Understanding this concept is necessary because it helps explain how substances change and interact with each other in chemical reactions. Neutralization reactions are particularly important in many chemical processes, such as titrations, and are used in a variety of industrial, laboratory, and everyday applications.

In the exercise, complete neutralization is achieved when the right amount of KOH is mixed with C_6H_{10}O_4 , resulting in no leftover acid or base.

Calculating moles is fundamental in chemistry for expressing amounts of a chemical substance. To determine the moles of a substance, you divide the mass of the substance by its molar mass. The molar mass is the weight of one mole of a substance, usually expressed in grams per mole.

For instance, in the given exercise, we calculated the moles of KOH using its mass and molar mass:

• Molar mass of KOH: K (39.1 g/mol) + O (16.0 g/mol) + H (1.0 g/mol) = 56.1 g/mol
• Moles of KOH: \(\frac{0.768\, \text{g}}{56.1\, \text{g/mol}} \approx 0.0137\, \text{mol}\)

Similarly, we find the moles of the acid C_6H_{10}O_4 using its molar mass and given mass.

• Molar mass of \(C_6H_{10}O_4\): \(6\times12.01 + 10\times1.01 + 4\times16.00 = 146.14\, \text{g/mol}\)
• Moles of acid used: \(\frac{1\, \text{g}}{146.14\, \text{g/mol}} \approx 0.00684\, \text{mol}\)

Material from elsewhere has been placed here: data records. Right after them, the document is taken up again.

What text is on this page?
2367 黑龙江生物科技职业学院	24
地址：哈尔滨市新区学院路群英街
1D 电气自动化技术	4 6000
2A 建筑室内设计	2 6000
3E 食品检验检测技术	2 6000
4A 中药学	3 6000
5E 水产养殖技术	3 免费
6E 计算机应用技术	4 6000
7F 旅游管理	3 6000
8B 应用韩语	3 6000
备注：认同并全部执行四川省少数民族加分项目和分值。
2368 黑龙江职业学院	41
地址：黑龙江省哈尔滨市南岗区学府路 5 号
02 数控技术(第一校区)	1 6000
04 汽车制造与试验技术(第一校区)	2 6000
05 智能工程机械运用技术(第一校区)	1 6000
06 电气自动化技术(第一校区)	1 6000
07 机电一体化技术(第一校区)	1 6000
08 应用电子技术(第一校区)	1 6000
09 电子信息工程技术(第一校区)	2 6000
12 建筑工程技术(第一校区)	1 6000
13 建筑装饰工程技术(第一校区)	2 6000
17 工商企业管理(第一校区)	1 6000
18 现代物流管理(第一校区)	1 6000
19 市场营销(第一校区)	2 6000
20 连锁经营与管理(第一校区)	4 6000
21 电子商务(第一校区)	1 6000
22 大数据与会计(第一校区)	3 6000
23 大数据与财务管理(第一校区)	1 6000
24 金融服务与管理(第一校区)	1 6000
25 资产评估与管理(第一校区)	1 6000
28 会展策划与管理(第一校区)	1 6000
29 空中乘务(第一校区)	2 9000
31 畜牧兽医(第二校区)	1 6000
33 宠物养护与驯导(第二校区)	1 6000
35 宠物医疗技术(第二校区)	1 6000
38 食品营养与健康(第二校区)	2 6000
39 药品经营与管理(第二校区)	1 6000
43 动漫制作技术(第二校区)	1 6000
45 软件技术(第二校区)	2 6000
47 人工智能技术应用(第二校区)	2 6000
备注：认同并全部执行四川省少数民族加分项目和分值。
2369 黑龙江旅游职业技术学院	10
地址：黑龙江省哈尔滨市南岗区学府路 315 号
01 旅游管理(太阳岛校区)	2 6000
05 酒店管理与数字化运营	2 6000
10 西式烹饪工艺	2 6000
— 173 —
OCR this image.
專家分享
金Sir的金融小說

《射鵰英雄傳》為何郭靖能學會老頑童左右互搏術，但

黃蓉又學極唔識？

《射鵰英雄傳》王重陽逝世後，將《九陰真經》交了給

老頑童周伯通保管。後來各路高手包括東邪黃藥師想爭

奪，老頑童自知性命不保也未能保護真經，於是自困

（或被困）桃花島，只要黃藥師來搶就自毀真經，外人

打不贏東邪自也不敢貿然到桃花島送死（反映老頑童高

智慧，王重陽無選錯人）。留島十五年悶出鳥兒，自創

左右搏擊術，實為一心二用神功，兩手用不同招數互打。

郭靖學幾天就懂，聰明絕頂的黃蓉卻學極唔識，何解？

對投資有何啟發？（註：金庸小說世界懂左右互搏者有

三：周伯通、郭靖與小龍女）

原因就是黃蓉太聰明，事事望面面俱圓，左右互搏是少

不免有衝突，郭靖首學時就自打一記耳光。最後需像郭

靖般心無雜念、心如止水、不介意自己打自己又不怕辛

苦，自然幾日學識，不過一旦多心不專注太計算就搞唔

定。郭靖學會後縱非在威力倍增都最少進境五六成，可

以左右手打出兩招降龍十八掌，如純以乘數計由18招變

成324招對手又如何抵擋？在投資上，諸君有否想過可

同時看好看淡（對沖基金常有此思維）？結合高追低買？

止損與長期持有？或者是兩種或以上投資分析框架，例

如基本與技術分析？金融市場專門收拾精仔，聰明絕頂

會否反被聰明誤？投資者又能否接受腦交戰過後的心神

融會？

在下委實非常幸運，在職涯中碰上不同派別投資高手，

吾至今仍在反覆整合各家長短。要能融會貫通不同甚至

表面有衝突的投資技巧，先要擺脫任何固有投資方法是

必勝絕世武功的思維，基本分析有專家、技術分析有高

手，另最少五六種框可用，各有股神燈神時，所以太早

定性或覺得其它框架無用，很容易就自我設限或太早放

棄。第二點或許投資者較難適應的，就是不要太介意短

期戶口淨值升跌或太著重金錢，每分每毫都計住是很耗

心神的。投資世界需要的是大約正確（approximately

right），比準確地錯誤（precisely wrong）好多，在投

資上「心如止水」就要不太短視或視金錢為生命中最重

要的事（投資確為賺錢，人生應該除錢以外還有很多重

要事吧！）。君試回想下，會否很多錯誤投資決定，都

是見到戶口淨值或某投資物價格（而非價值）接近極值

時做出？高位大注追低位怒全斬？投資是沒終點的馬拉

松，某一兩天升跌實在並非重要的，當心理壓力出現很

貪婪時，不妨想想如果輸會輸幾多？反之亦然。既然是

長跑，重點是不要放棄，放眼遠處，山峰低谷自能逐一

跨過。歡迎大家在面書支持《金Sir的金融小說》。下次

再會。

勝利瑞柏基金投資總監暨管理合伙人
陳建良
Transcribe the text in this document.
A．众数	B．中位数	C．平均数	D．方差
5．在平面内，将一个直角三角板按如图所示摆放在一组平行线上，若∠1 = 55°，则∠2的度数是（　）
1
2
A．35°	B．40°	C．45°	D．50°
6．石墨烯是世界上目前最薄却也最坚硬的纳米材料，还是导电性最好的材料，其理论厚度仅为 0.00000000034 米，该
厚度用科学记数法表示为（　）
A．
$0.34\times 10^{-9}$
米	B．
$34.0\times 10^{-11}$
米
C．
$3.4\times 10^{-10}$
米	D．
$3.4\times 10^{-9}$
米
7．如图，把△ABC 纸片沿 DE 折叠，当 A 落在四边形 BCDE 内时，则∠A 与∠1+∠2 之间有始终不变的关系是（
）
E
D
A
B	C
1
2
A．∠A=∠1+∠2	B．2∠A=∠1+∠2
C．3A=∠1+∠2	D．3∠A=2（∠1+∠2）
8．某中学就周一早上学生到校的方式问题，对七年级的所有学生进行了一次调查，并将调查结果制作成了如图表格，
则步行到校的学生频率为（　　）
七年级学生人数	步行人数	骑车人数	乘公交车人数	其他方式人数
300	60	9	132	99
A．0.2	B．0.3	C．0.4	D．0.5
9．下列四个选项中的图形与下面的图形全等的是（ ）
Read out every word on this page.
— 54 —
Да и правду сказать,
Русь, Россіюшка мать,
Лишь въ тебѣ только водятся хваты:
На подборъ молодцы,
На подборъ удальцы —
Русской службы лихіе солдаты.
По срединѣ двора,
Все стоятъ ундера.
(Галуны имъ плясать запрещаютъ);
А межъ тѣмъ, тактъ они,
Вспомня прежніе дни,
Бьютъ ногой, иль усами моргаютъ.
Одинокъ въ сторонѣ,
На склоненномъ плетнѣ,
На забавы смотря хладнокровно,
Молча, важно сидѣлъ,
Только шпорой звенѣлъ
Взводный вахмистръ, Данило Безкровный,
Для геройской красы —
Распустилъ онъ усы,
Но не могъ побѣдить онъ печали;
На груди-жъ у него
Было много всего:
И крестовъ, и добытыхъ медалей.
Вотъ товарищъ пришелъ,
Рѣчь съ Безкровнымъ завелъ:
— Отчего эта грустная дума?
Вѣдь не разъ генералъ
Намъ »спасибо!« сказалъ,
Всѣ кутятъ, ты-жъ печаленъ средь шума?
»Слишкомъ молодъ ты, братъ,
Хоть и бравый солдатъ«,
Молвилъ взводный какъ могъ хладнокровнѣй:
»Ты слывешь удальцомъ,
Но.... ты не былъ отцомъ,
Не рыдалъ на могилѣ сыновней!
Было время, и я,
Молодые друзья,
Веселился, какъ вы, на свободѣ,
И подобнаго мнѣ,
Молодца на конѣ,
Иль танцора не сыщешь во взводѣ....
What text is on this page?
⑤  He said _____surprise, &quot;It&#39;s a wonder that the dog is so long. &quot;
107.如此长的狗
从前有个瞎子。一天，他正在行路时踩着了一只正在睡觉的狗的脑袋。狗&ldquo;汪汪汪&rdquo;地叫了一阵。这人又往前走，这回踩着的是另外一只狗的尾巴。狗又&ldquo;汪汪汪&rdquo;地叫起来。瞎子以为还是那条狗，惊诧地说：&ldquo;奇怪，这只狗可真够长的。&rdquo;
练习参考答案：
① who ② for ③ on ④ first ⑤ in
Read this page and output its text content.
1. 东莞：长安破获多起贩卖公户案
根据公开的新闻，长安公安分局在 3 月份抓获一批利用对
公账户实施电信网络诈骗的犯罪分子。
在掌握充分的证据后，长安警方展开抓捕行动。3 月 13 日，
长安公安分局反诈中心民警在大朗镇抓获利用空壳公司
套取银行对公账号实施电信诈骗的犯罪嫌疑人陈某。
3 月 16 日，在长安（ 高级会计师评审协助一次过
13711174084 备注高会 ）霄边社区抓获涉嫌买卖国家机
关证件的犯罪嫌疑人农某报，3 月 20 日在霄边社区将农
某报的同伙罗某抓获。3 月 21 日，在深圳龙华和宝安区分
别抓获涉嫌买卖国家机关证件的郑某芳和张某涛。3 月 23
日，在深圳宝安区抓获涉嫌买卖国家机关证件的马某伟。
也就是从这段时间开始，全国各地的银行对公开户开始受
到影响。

Understanding mole calculations can simplify solving various chemistry problems, as it allows us to easily relate masses to number of particles.

Chemical stoichiometry is the study of the quantitative relationships in a balanced chemical equation. It enables us to predict the amount of products formed or reactants consumed in a given reaction.

In the context of the given problem, stoichiometry helps in determining how many equivalents of C_6H_{10}O_4 react with KOH. This specific reaction demonstrates that to completely neutralize 1 gram of C_6H_{10}O_4, precise moles of KOH are required.

The stoichiometric relationship in our exercise shows that each equivalent of the acid reacts with one mole of KOH. Thus, by setting up the equation \(0.0137\, \text{mol (KOH)} = n \times 0.00684\, \text{mol (acid)}\), we solve for the basicity \(n\).

• Solving for basicity: \(n = \frac{0.0137}{0.00684} \approx 2\)

The calculated basicity of 2 implies that the acid can donate 2 hydrogen ions in the reaction. Mastering stoichiometry is crucial in chemistry, as it helps predict and measure reactants and products accurately in any chemical reaction.